Sunday, October 23, 2011

The Problem with "The Problem of Social Cost" -- revised

I've completed a second draft of "The Problem with 'The Problem of Social Cost'" and have posted the whole article (sans bibliography) as a Scribd embed. My earlier post, The Prince and the Pauper serves as a teaser for this new piece, which substantially reworks and rearranges some of the material I previously serialized on Ecological Headstand, starting about a month ago.

I'd like to say a few words about what I'm doing and why I'm doing it. To quote Ronald Coase, what is wrong with economics -- both in the world and in the academy -- is not due to "a few slips in analysis. It stems from basic defects in the current approach to problems of welfare economics."

I doubt, though, that Coase would endorse the rest of my argument. Those defects are not simple flaws of method or approach. They are symptoms either of pathological neurosis or cynical ideological deception. The system is either sick or evil. Period. My historical analysis allows for either possibility and I'm content to leave the question undecided.

What I don't find plausible, though, is simple mistake or misunderstanding. There is too much repetition of falsehood and concealment to credit "innocent" error. The "defects in the current approach" are either deliberate or they are compulsive. I say this partly from conviction and partly as a challenge to academic economists: "show me I'm wrong."

People who know about the Sandwichman's "obsession" may be surprised to find that the lump-of-labor fantasy doesn't appear anywhere in the draft. There's a simple explanation. It doesn't have to. The bogus fallacy claim was a symptom, a tic that pointed to something out of place. In "The Problem with 'The Problem of Social Cost'" I have identified what that missing something is that was out place and restored it to the narrative.

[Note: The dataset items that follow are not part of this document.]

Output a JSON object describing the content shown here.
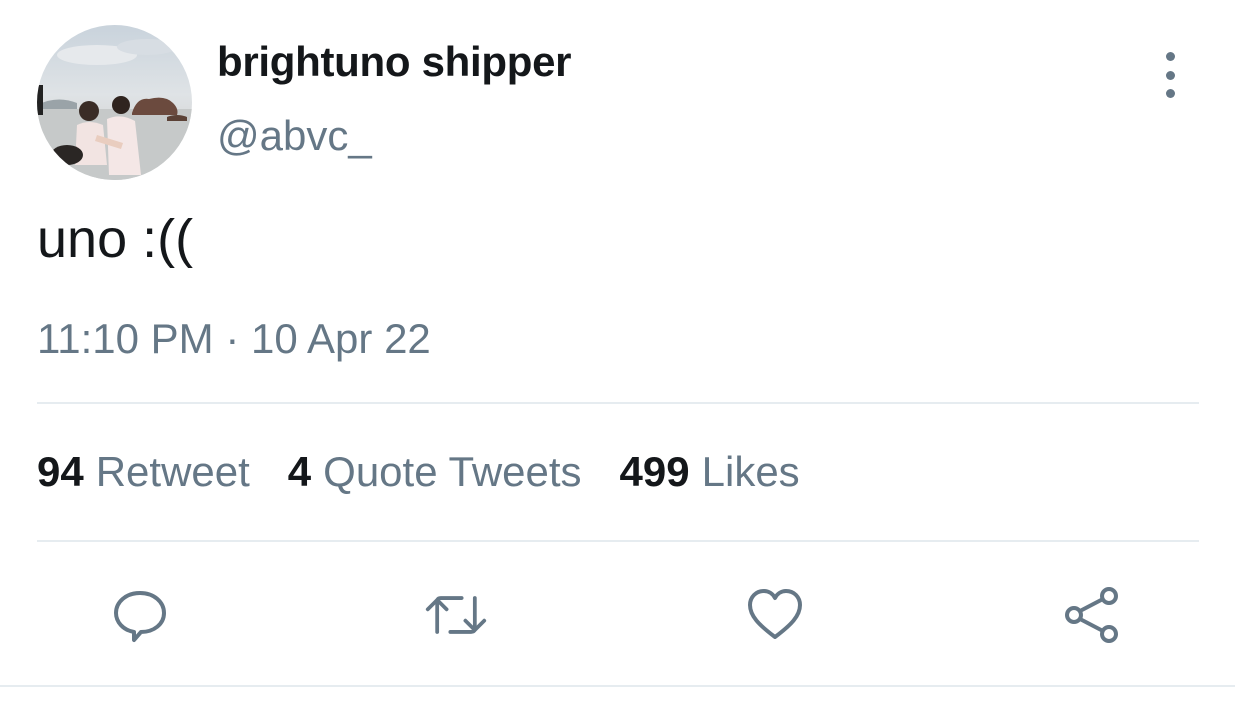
{
  "user": {
    "display_name": "brightuno shipper",
    "handle": "@abvc_",
    "avatar": "avatar-photo-beach"
  },
  "tweet": {
    "text": "uno :((",
    "timestamp": "11:10 PM · 10 Apr 22"
  },
  "stats": {
    "retweets_count": "94",
    "retweets_label": "Retweet",
    "quotes_count": "4",
    "quotes_label": "Quote Tweets",
    "likes_count": "499",
    "likes_label": "Likes"
  },
  "actions": {
    "reply_icon": "reply-icon",
    "retweet_icon": "retweet-icon",
    "like_icon": "heart-icon",
    "share_icon": "share-icon",
    "more_icon": "more-vertical-icon"
  },
  "colors": {
    "text_primary": "#14171a",
    "text_secondary": "#657786",
    "divider": "#e6ecf0"
  }
}
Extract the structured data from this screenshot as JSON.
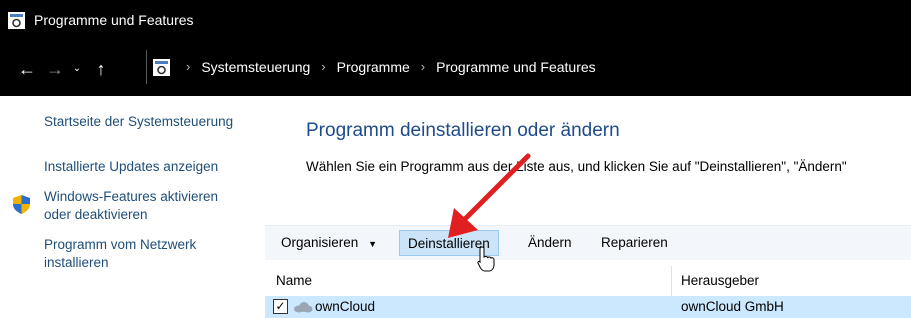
{
  "window": {
    "title": "Programme und Features"
  },
  "nav": {
    "back": "←",
    "forward": "→",
    "recent": "⌄",
    "up": "↑"
  },
  "breadcrumb": [
    "Systemsteuerung",
    "Programme",
    "Programme und Features"
  ],
  "sidebar": {
    "items": [
      {
        "label": "Startseite der Systemsteuerung"
      },
      {
        "label": "Installierte Updates anzeigen"
      },
      {
        "label_line1": "Windows-Features aktivieren",
        "label_line2": "oder deaktivieren"
      },
      {
        "label_line1": "Programm vom Netzwerk",
        "label_line2": "installieren"
      }
    ]
  },
  "main": {
    "heading": "Programm deinstallieren oder ändern",
    "description": "Wählen Sie ein Programm aus der Liste aus, und klicken Sie auf \"Deinstallieren\", \"Ändern\""
  },
  "toolbar": {
    "organize": "Organisieren",
    "organize_arrow": "▼",
    "uninstall": "Deinstallieren",
    "change": "Ändern",
    "repair": "Reparieren"
  },
  "table": {
    "columns": [
      "Name",
      "Herausgeber"
    ],
    "rows": [
      {
        "checked": "✓",
        "name": "ownCloud",
        "publisher": "ownCloud GmbH",
        "icon": "cloud-icon"
      }
    ]
  },
  "colors": {
    "link": "#1f4e79",
    "heading": "#1e4b8c",
    "selection": "#cce8ff",
    "active_button": "#cce4f7",
    "annotation_arrow": "#e02020"
  }
}
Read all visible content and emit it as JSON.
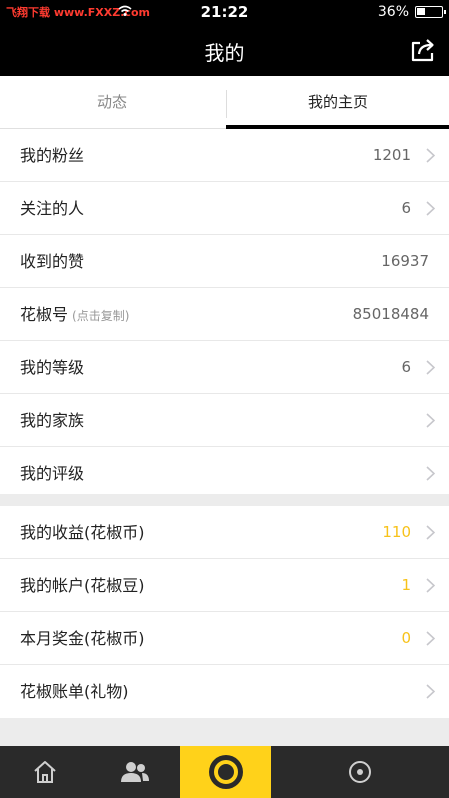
{
  "status_bar": {
    "carrier": "飞翔下载 www.FXXZ.com",
    "time": "21:22",
    "battery": "36%"
  },
  "nav": {
    "title": "我的",
    "share_icon": "share-icon"
  },
  "tabs": [
    {
      "label": "动态",
      "active": false
    },
    {
      "label": "我的主页",
      "active": true
    }
  ],
  "group1": [
    {
      "label": "我的粉丝",
      "value": "1201",
      "chevron": true
    },
    {
      "label": "关注的人",
      "value": "6",
      "chevron": true
    },
    {
      "label": "收到的赞",
      "value": "16937",
      "chevron": false
    },
    {
      "label": "花椒号",
      "sub": "(点击复制)",
      "value": "85018484",
      "chevron": false
    },
    {
      "label": "我的等级",
      "value": "6",
      "chevron": true
    },
    {
      "label": "我的家族",
      "value": "",
      "chevron": true
    },
    {
      "label": "我的评级",
      "value": "",
      "chevron": true
    }
  ],
  "group2": [
    {
      "label": "我的收益(花椒币)",
      "value": "110",
      "chevron": true
    },
    {
      "label": "我的帐户(花椒豆)",
      "value": "1",
      "chevron": true
    },
    {
      "label": "本月奖金(花椒币)",
      "value": "0",
      "chevron": true
    },
    {
      "label": "花椒账单(礼物)",
      "value": "",
      "chevron": true
    }
  ],
  "colors": {
    "accent_yellow": "#ffd21a",
    "value_yellow": "#f7c21a",
    "nav_black": "#000000"
  },
  "bottom_bar": {
    "items": [
      "home-icon",
      "people-icon",
      "live-camera-icon",
      "more-icon"
    ]
  }
}
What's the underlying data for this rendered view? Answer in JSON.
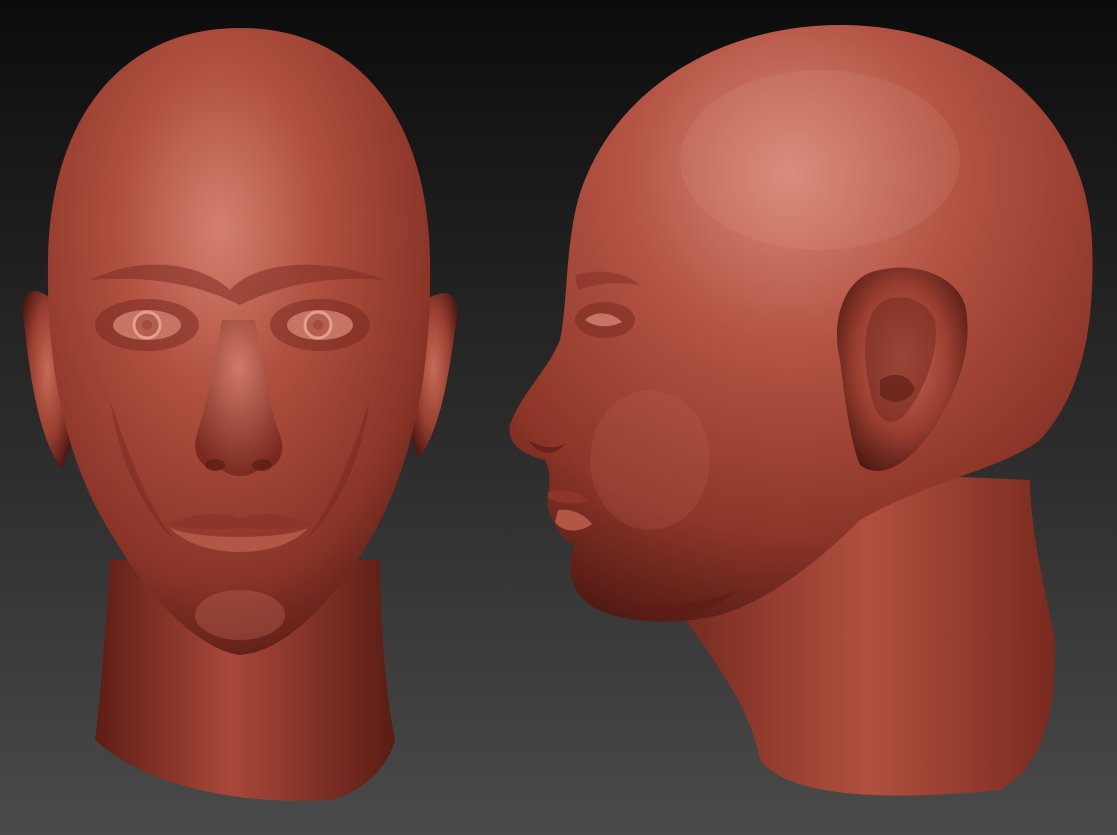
{
  "render": {
    "background_top": "#0c0c0c",
    "background_bottom": "#4a4a4a",
    "material_color": "#a8473a",
    "material_highlight": "#d88070",
    "material_shadow": "#4a1612"
  },
  "views": [
    {
      "name": "front",
      "icon": "head-front"
    },
    {
      "name": "side",
      "icon": "head-profile"
    }
  ]
}
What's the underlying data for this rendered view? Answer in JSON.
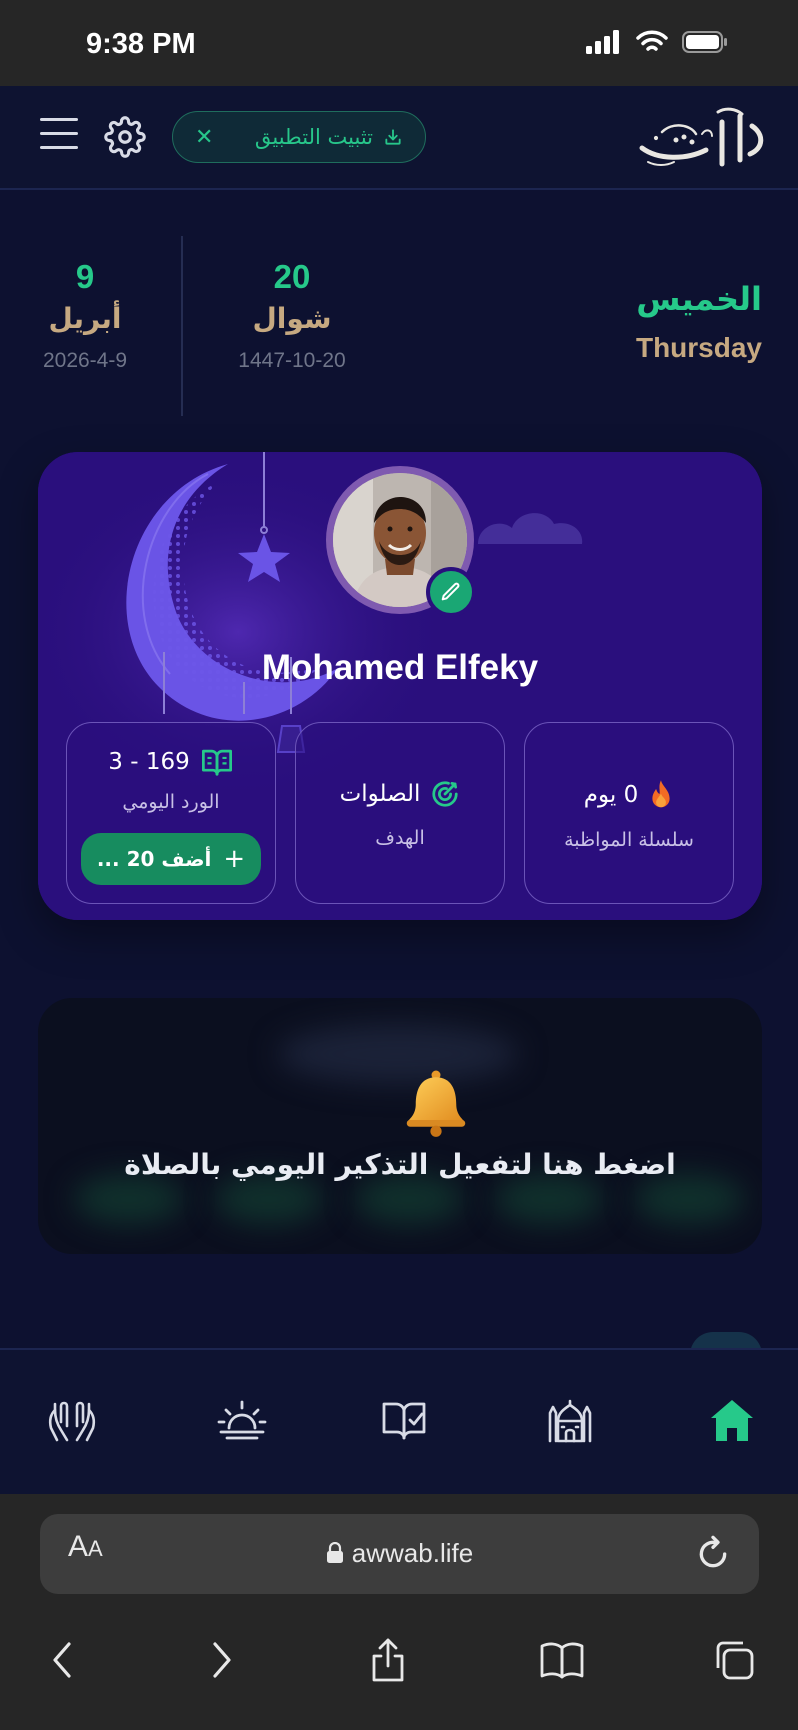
{
  "status_bar": {
    "time": "9:38 PM"
  },
  "header": {
    "install_label": "تثبيت التطبيق",
    "close_glyph": "✕",
    "logo_icon": "awwab-calligraphy-logo",
    "settings_icon": "gear-icon",
    "menu_icon": "hamburger-icon"
  },
  "dates": {
    "gregorian": {
      "day": "9",
      "month": "أبريل",
      "full": "2026-4-9"
    },
    "hijri": {
      "day": "20",
      "month": "شوال",
      "full": "1447-10-20"
    },
    "weekday": {
      "ar": "الخميس",
      "en": "Thursday"
    }
  },
  "profile": {
    "name": "Mohamed Elfeky",
    "stats": {
      "streak": {
        "value": "0 يوم",
        "label": "سلسلة المواظبة",
        "icon": "flame-icon"
      },
      "goal": {
        "value": "الصلوات",
        "label": "الهدف",
        "icon": "target-icon"
      },
      "wird": {
        "value": "3 - 169",
        "label": "الورد اليومي",
        "icon": "open-book-icon",
        "add_label": "أضف 20 ..."
      }
    }
  },
  "reminder": {
    "text": "اضغط هنا لتفعيل التذكير اليومي بالصلاة",
    "icon": "bell-icon"
  },
  "nav": [
    "praying-hands-icon",
    "sunrise-icon",
    "book-check-icon",
    "mosque-icon",
    "home-icon"
  ],
  "browser": {
    "aa_big": "A",
    "aa_small": "A",
    "url": "awwab.life"
  },
  "colors": {
    "accent": "#26c98a",
    "gold": "#c6a981",
    "card_purple": "#2a0f7d",
    "background": "#0d1130"
  }
}
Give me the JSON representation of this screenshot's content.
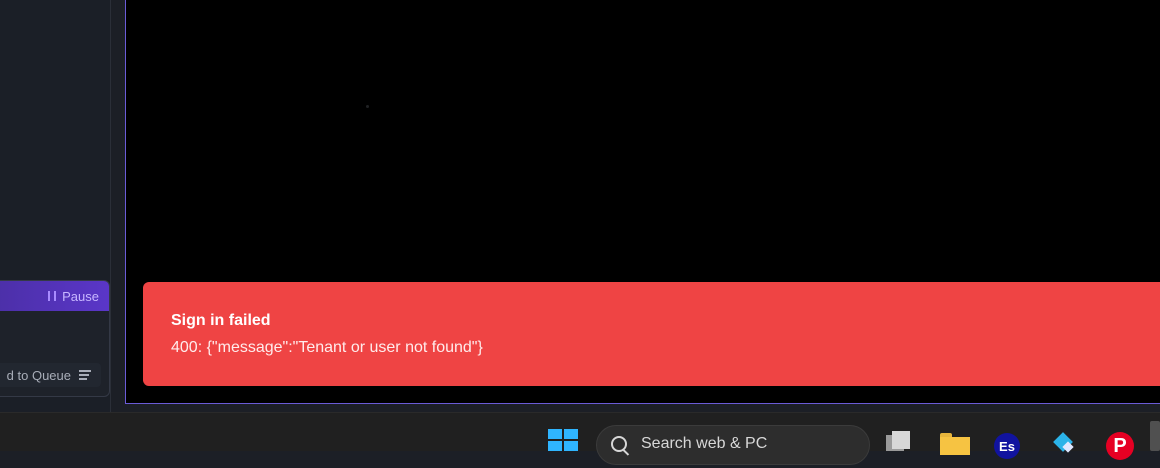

  1. Mr. Walker/Sandwichman,

    just wanted to say, I read yr blog regularly; as an econ student ( fairly autodidactic one), i really appreciate yr approach. read a good bit of lefty/heterodox/marxish economics in addition to the neoclassical stuff i read for school, but it's just really interesting to read someone reading some historical context back into this stuff, especially into the roots of the theory. also fascinating to read neoclassical/marginalist types who had their doubts about their own school. anyways, just thought i'd drop you a line.